Following the chain of CX pain, we set out to understand why contact center customer service agents were not able to deliver knowledgeable and consistent customer service. We asked over 2,000 agents: “What caused the biggest pain in answering questions/resolving problems/executing a service process, when you had a customer on the line.” Interestingly, the top two challenges identified by the front line of customer service correlated closely with the top two hassles experienced by the consumers they serve:

·      Different systems/info sources give different answers for same question (23%)

·      Finding the right answer to customer questions (23%)

·      Hopping from one application/window to another (22%)

·      Hard to keep up with all the new info/changes I need to know about (16%)

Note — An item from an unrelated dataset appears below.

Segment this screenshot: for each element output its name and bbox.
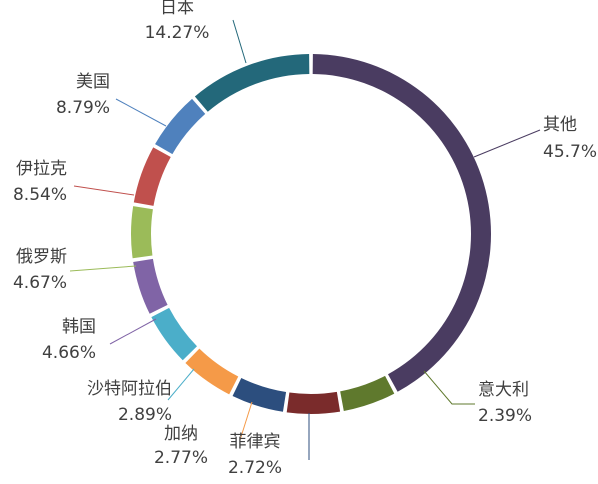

The root cause of the key challenges for both consumers and agents is the lack of an intelligent and unified omnichannel knowledge management (KM) system that can deliver fast, accurate, and consistent answers to consumers or agents when the consumer is on the line, regardless of interaction channel—voice, digital, or in-person. To address this problem, here are some best practices that will help improve the odds of success of a KM system:

  • Start with the Pareto Principle, and develop answers for the most frequently asked questions.
  • Go beyond just documents and content to make answers easily findable by providing a variety of search options for the consumer and the agent: keyword search, natural-language search, topic trees, etc.
  • Extend knowledge to guided search and customer interactions. Leverage artificial intelligence-based reasoning to walk the customer or the agent, step-by-step, to answers for complex questions or through service processes—just like a doctor would diagnose a health issue by conversing with the patient or an expert advisor would recommend the right product by conversing with a potential customer about their goals.
  • Deploy the same consistent knowledge across all customer touchpoints.
  • Make sure to address people, process, and culture issues so the organization is committed to a KM program for customer service excellence

Done right, KM delivers significant operational benefits such as improvements in first-contact resolution, average handle time, average speed-to-answer, and speed-to-competency for agents. Moreover, many companies have experienced benefits specific to their industry — here are some examples:

  • Banking and financial services firms, and health care companies have been able to improve compliance with industry regulations when it comes to customer service.
  • Telecom companies have been able to reduce unwarranted handset returns and exchanges through better knowledge-enabled problem resolution for the consumer on the website or through the contact center.
  • Manufacturing companies have reduced unwarranted field service truck rolls the same way.

In short, with a successful KM initiative, excellence in customer service will no longer be elusive—it will be ensured!